その瞬間から甘酸っぱい蜜柑の味と冷たさが口の中に広がった。
やっべ〜!!
「愛子!これめちゃくちゃ美味いぜぃ!」
残りのゼリーはまたたくまに俺の腹の中に消えていく。
その姿を見ながら、愛子は微笑んでいた。
「ブン太はホントに美味しそうに食べてくれるね〜」
「?美味いモンは普通美味そうに食うだろぃ」
2個目のゼリーを食べてる時、愛子が窓を見ながら言った。
「あたしの家ね、お父さんと2人暮らしなんだ。
だけどお父さんあんまり家に帰って来ないし、たまに帰ってきてご飯食べても何にも言ってくれないの。

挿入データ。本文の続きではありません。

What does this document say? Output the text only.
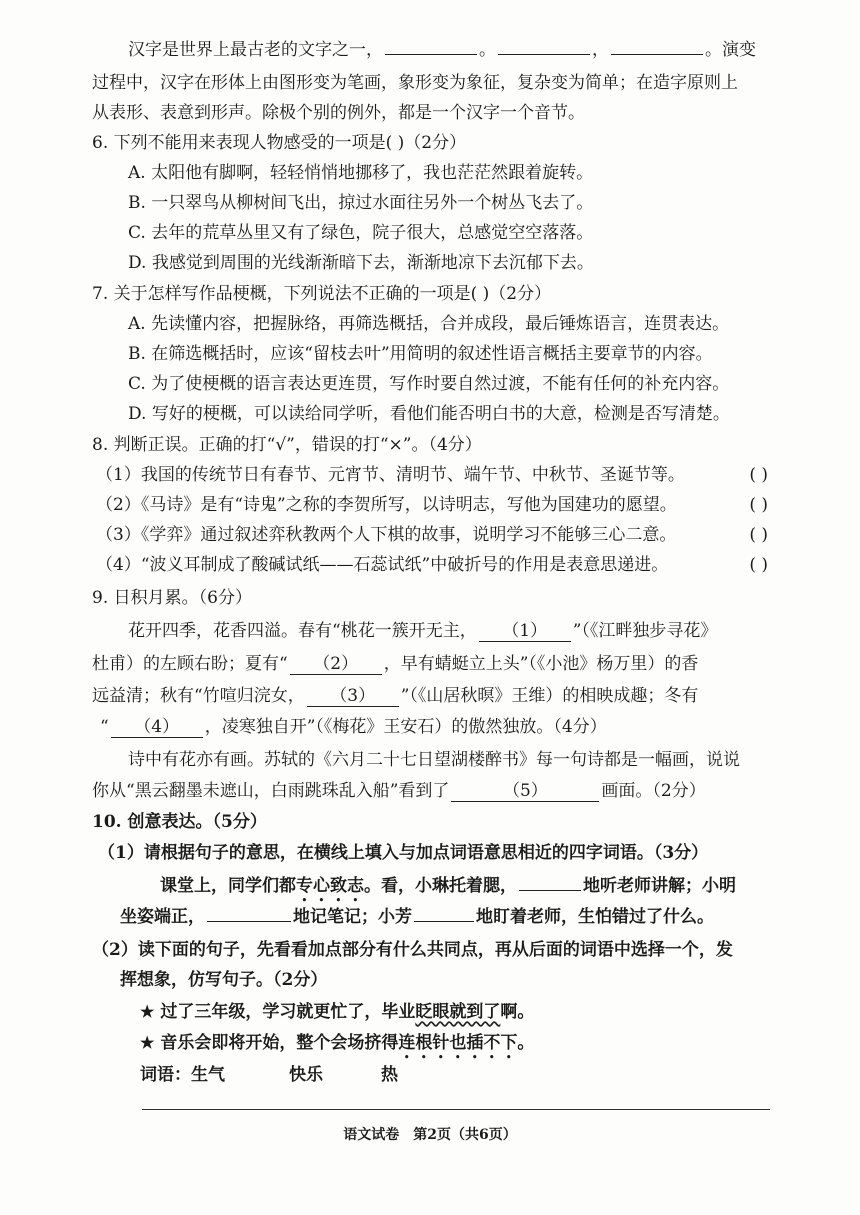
汉字是世界上最古老的文字之一，	。	，	。演变
过程中，汉字在形体上由图形变为笔画，象形变为象征，复杂变为简单；在造字原则上
从表形、表意到形声。除极个别的例外，都是一个汉字一个音节。
6. 下列不能用来表现人物感受的一项是( )（2分）
A. 太阳他有脚啊，轻轻悄悄地挪移了，我也茫茫然跟着旋转。
B. 一只翠鸟从柳树间飞出，掠过水面往另外一个树丛飞去了。
C. 去年的荒草丛里又有了绿色，院子很大，总感觉空空落落。
D. 我感觉到周围的光线渐渐暗下去，渐渐地凉下去沉郁下去。
7. 关于怎样写作品梗概，下列说法不正确的一项是( )（2分）
A. 先读懂内容，把握脉络，再筛选概括，合并成段，最后锤炼语言，连贯表达。
B. 在筛选概括时，应该“留枝去叶”用简明的叙述性语言概括主要章节的内容。
C. 为了使梗概的语言表达更连贯，写作时要自然过渡，不能有任何的补充内容。
D. 写好的梗概，可以读给同学听，看他们能否明白书的大意，检测是否写清楚。
8. 判断正误。正确的打“√”，错误的打“×”。（4分）
（1）我国的传统节日有春节、元宵节、清明节、端午节、中秋节、圣诞节等。	( )
（2）《马诗》是有“诗鬼”之称的李贺所写，以诗明志，写他为国建功的愿望。	( )
（3）《学弈》通过叙述弈秋教两个人下棋的故事，说明学习不能够三心二意。	( )
（4）“波义耳制成了酸碱试纸——石蕊试纸”中破折号的作用是表意思递进。	( )
9. 日积月累。（6分）
花开四季，花香四溢。春有“桃花一簇开无主， （1） ”（《江畔独步寻花》
杜甫）的左顾右盼；夏有“ （2） ，早有蜻蜓立上头”（《小池》杨万里）的香
远益清；秋有“竹喧归浣女， （3） ”（《山居秋暝》王维）的相映成趣；冬有
“ （4） ，凌寒独自开”（《梅花》王安石）的傲然独放。（4分）
诗中有花亦有画。苏轼的《六月二十七日望湖楼醉书》每一句诗都是一幅画，说说
你从“黑云翻墨未遮山，白雨跳珠乱入船”看到了	（5）	画面。（2分）
10. 创意表达。（5分）
（1）请根据句子的意思，在横线上填入与加点词语意思相近的四字词语。（3分）
课堂上，同学们都专心致志。看，小琳托着腮，	地听老师讲解；小明
坐姿端正，	地记笔记；小芳	地盯着老师，生怕错过了什么。
（2）读下面的句子，先看看加点部分有什么共同点，再从后面的词语中选择一个，发
挥想象，仿写句子。（2分）
★ 过了三年级，学习就更忙了，毕业眨眼就到了啊。
★ 音乐会即将开始，整个会场挤得连根针也插不下。
词语：生气	快乐	热
语文试卷　第2页（共6页）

だから、あたしブン太が美味しそうに何か食べてる時の顔が大好き」
いきなり愛子を抱きしめたい衝動にかられた俺は、愛子の頭をポンポンと撫でるだけで我慢した。
だっていきなり抱きついたら驚くだろぃ?
俺、愛子には絶対嫌われたくねーから…
「お前の作ったモンはぜーんぶ俺に食べさせてくれよぃ?俺お前の作るモンみんな好きだからよ」
そう言ってニカッて笑うと、愛子も同じように笑ってくれた。
「うん♪ブン太大好きっ!」
笑いながらとんでもねー事言いやがったコイツ。
大好きって、どういう意味の大好きだよぃ!!
愛子は天然だから無意識に言ったんだろうけどよ。
もし俺以外の男にそんな事言ってたら、他の男理性飛ぶぜぃ…
愛子みたいに本当に可愛い子、そうそういねーもん。
「そういう事、他の男に言うなよぃ?」
俺が呆れながら言うと、愛子がきょとんとした顔をした。
「なんで??」
なんでって…天然だから仕方ねーか。
俺は愛子の耳に手を近付けると、口を開いた。